Turner and Fiske there is the rotation at 3T.

The Ram's front 7 is looking awesome and by the end of this season they probably will be one of the top front 7 units in the NFL.

 by rams74
13 hours 10 minutes ago
 Total posts:   1701  
 Joined:  Nov 19 2015
Italy   Glendale, Arizona
Pro Bowl

Dare wrote:Konata is the essence of what a possession WR is. Average metrics in height and speed, but elusive enough to get open and just fast enough to move the chains.

There is absolutely nothing wrong with a good possession WR. I look at him as the WR equivalent of Kyren. Williams isn't a game breaker in terms of the level of threat he poses. But you would be foolish to sleep on him which many teams do. You can say the exact thing about Mumpfield.

Williams is a solid move the chains RB. Mumpfield is the WR equivalent. No flash just plain solid production. He's also the kind that can be valuable on STs.

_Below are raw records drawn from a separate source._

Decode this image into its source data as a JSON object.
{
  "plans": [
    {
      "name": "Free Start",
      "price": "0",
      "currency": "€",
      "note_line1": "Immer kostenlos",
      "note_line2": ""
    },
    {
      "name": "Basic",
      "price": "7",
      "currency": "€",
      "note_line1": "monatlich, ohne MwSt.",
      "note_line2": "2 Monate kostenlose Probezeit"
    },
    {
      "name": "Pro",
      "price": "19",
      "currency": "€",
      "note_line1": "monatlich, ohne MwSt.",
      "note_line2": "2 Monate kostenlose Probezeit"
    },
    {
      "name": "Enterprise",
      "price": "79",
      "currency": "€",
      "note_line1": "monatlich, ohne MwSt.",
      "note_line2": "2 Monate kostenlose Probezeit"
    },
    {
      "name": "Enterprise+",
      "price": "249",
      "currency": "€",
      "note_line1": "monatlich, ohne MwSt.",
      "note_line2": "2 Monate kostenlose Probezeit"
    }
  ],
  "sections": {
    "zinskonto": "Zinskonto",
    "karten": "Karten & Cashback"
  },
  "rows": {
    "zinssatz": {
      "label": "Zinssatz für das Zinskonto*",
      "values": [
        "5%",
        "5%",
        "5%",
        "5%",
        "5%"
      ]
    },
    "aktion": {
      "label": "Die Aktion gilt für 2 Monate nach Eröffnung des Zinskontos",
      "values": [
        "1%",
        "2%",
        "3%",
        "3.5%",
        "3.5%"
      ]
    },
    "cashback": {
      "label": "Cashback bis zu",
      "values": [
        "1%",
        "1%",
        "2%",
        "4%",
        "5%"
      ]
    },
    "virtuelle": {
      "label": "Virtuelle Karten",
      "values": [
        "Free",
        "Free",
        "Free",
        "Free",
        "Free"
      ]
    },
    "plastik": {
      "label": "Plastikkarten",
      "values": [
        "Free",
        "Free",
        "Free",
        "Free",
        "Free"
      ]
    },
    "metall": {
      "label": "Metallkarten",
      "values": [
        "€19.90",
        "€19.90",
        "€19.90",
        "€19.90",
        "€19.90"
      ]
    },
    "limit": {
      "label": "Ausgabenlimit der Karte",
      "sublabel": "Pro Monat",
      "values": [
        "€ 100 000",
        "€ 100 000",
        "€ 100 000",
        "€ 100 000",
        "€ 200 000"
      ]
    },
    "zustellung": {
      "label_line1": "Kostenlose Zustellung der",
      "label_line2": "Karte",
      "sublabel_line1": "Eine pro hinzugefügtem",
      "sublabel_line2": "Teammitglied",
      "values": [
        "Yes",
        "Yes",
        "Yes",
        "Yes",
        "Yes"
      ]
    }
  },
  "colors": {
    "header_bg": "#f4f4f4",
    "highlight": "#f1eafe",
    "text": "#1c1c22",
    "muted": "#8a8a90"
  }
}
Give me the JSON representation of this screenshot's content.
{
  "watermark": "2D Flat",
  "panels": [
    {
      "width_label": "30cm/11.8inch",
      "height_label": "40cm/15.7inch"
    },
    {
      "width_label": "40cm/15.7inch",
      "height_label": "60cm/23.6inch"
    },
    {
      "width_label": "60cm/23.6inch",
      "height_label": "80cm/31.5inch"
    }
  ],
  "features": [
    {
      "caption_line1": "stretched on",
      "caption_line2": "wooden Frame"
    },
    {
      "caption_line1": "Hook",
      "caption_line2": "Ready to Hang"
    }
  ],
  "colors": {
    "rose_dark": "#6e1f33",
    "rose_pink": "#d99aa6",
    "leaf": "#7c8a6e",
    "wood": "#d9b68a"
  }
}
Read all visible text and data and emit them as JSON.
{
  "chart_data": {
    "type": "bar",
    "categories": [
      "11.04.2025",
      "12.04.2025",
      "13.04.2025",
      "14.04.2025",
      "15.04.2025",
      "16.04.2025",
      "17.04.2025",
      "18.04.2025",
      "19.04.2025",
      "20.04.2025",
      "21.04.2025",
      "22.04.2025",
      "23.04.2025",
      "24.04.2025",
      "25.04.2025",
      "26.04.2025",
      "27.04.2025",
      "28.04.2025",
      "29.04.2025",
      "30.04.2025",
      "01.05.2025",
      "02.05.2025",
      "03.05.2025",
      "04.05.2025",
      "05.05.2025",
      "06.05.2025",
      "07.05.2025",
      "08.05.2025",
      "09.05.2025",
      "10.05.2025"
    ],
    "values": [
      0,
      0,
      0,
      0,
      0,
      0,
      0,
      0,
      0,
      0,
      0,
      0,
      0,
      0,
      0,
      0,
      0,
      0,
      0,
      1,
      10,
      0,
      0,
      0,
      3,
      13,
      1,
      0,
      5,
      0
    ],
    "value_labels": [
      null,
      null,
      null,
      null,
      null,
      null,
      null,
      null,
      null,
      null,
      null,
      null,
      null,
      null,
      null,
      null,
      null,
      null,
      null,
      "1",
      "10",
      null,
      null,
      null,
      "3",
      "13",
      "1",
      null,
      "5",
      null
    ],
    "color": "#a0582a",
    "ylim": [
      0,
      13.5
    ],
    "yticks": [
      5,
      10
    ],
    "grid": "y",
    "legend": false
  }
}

High praise from somebody who hates Kyren Williams. I suppose you can't wait to get rid of Mumpfield, either.

 by PARAM
10 hours 19 minutes ago
 Total posts:   13088  
 Joined:  Jul 15 2015
Barbados   Just far enough North of Philadelphia
Hall of Fame

Elvis wrote:


Not just random ESPN/media praise for the kid. Being a Pitt alum, I'm sure Riddick has seen a lot of this kid. I like what he says.

 by ramsman34
9 hours 15 minutes ago
 Total posts:   9973  
 Joined:  Apr 16 2015
United States of America   Back in LA baby!
Moderator

The Rams find players in the draft and UDFAS who will really compete which pushes everyone and, they are constantly creating intense competition for the bottom 1/3 of the roster. That is how you develop depth and increase the overall preparedness and focus of your entire roster.

 by FMulder
3 hours 7 minutes ago
 Total posts:   279  
 Joined:  Dec 11 2016
United States of America   LA Coliseum
Rookie

ramsman34 wrote:The Rams find players in the draft and UDFAS who will really compete which pushes everyone and, they are constantly creating intense competition for the bottom 1/3 of the roster. That is how you develop depth and increase the overall preparedness and focus of your entire roster.


This ^^^

Strengthening backup and bottom of the roster depth is key to be able to have success in the certainty of injuries during the season, and improvements over current players who are not playing to the level the Rams expect.